By: John Crowe
Submitted: 2010-04-19 04:24:10 | Word Count: 626
The custom of acceptable and harmonious treatment of home decorating, interior decorations and suitable furniture, seems to have been in an exceedingly nice measure abandoned throughout this century, owing perhaps to the indifference of architects of the time to the current subsidiary however necessary portion of their work, or maybe to a desire for economy, which most well-liked the cheapness of painted and artificially grained pine-wood, with ornamental effects created by wall papers, to the additional solid but expensive though less showy wood-panelling, architectural mouldings, well-created panelled doors and chimney items, which one finds, right down to quite the tip of the last century, even in homes of moderate rentals. Furniture therefore became freelance and "starting to account herself an Art, transgressed her limits"... and "grew to the conceit that it could stand by itself, and, furthermore its betters, went a means of its own."
Interior Conservatory Finishing
[ advertisement ]
The interiors, handed over from the builder, as it were, in blank, are crammed up from the upholsterer's store, the curiosity look, and the auction room, whereas a massive contribution from the conservatory or the nearest florist gives the finishing bit to a mixture, that characterizes this style for furnishing a boudoir or a drawing room.
There is, after all, in very several cases an individuality gained by the "omnium gatherum" of such a mode of furnishing. The cupboard which reminds its owner of a tour in Italy, the quaint stool from Tangier, and the embroidered piano cover from Spain, are to people who travel, pleasant souvenirs; as are the presents from friends (after they have style and judgment), the screens and flower-stands, and the pictures, which are reminiscences of the forms and faces separated from us by distance or death. The check of the whole question of such a meeting of furniture in our living rooms, is the amount of judgment and discretion displayed.
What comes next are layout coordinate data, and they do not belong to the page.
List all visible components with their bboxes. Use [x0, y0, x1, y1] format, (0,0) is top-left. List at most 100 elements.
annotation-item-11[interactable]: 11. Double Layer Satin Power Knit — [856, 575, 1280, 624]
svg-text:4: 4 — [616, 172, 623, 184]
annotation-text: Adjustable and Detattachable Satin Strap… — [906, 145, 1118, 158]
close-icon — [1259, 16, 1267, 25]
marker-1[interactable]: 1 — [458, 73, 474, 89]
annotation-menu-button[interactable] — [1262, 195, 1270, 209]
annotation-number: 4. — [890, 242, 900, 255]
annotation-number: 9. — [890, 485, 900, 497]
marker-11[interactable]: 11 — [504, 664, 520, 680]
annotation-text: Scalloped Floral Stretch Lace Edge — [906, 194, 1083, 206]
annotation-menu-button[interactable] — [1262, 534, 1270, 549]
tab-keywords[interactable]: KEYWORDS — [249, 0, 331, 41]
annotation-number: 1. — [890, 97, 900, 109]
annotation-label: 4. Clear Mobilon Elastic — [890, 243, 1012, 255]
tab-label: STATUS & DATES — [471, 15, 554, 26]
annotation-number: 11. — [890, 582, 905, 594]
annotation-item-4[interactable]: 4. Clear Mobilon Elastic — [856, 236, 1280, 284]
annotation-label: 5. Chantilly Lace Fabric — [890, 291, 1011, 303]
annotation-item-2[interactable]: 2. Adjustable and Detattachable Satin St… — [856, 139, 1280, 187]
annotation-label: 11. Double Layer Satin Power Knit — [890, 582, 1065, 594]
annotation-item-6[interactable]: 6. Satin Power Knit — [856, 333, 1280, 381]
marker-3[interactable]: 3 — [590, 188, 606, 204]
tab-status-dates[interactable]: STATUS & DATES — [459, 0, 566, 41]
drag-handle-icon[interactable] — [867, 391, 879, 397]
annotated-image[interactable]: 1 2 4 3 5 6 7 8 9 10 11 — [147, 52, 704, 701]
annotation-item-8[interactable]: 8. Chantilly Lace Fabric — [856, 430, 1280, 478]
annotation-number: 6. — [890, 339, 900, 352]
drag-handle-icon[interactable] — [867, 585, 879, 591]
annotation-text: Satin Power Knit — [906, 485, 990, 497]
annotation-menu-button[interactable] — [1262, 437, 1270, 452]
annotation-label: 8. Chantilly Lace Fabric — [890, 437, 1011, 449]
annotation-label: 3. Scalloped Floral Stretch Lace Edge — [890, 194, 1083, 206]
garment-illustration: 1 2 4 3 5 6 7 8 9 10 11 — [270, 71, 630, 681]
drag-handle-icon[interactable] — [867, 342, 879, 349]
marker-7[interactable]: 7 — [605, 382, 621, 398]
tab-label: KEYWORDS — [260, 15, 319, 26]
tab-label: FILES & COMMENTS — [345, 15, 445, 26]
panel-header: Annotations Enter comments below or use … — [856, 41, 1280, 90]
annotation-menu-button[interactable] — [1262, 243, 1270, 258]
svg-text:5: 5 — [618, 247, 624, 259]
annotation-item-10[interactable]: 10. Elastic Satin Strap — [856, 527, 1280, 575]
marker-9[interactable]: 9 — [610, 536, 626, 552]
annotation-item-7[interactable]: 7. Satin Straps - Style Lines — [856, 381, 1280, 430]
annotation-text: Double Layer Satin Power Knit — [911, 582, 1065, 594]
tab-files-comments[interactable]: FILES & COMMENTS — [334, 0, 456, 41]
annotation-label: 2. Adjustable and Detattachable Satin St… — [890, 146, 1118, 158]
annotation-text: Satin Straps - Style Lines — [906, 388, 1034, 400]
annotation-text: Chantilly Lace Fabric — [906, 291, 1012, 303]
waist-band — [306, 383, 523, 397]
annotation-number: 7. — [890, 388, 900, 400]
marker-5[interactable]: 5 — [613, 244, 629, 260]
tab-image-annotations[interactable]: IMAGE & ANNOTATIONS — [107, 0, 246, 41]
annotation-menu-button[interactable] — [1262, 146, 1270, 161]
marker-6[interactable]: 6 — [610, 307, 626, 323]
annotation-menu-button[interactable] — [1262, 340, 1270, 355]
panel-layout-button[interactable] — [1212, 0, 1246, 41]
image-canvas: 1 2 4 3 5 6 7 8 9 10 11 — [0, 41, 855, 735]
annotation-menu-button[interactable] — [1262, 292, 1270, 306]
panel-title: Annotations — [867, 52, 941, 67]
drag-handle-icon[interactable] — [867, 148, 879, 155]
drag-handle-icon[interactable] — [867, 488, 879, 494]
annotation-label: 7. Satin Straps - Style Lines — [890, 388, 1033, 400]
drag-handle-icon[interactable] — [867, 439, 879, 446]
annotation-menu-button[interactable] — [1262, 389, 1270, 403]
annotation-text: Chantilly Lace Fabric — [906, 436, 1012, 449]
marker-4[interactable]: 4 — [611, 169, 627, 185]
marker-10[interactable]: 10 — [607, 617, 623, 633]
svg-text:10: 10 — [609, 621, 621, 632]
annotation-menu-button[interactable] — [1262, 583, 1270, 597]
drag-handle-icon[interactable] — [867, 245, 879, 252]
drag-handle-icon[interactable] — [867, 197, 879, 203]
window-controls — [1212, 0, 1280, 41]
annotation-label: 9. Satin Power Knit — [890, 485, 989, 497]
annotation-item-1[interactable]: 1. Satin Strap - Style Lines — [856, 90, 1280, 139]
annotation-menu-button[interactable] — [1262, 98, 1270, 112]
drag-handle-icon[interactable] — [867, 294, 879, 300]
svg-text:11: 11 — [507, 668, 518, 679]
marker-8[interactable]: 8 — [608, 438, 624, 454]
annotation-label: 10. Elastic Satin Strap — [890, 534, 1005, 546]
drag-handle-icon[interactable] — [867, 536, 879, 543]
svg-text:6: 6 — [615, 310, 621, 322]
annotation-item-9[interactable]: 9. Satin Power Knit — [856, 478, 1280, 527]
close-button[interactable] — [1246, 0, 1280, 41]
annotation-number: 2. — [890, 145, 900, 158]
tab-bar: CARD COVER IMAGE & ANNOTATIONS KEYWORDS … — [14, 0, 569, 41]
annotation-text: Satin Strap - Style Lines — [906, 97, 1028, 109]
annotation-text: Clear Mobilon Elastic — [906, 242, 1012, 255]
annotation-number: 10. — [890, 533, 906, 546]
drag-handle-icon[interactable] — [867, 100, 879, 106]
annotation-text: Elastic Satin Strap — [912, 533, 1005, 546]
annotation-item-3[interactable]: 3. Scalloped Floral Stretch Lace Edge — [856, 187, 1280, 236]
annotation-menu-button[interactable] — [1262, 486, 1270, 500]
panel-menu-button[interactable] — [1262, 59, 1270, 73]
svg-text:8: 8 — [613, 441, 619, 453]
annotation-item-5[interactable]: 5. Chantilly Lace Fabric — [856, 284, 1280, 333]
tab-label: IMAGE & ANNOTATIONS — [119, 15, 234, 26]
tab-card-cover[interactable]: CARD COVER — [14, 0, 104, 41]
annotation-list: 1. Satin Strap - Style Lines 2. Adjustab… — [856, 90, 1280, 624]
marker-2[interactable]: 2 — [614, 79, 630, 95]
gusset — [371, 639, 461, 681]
Two favorable examples of the current fashion, representing the inside of the Saloon and Drawing Room at Sandringham House, are here reproduced.
How The Gather Inheritance Influenced On The Home Decorations
There's at the current time an ambition on the part of many well-to-do persons to imitate the impact produced in houses of old families where, for generations, valuable and memorable articles of decorative furniture have been accumulated, simply as photos, plate and china are preserved; and failing the inheritance of such household gods, it's the follow to amass, or as the trendy term goes, "to collect," old furniture of different designs and periods, till the room becomes incongruous and overcrowded, an proof of the wealth, instead of of the style, of the owner. Because it frequently happens that such collections are created terribly hastily, and within the transient intervals of a busy industrial or political life, the picks aren't the simplest or most appropriate; and where therefore much is required in an exceedingly short space of time, it becomes not possible to devote a sufficient sum of cash to acquire a very valuable specimen of the kind desired; instead an effective and low priced replica of an previous pattern (with all the faults inseparable from such conditions) is added to the conglomeration of articles requiring attention, and usurping space.
The limited accommodation of houses engineered on ground which is just too valuable to allow spacious halls and massive apartments, makes this need of discretion and judgment the additional objectionable. There can be little doubt that wish of care and restraint in the selection of furniture, by the buying public, affects its character, each as to style and workmanship.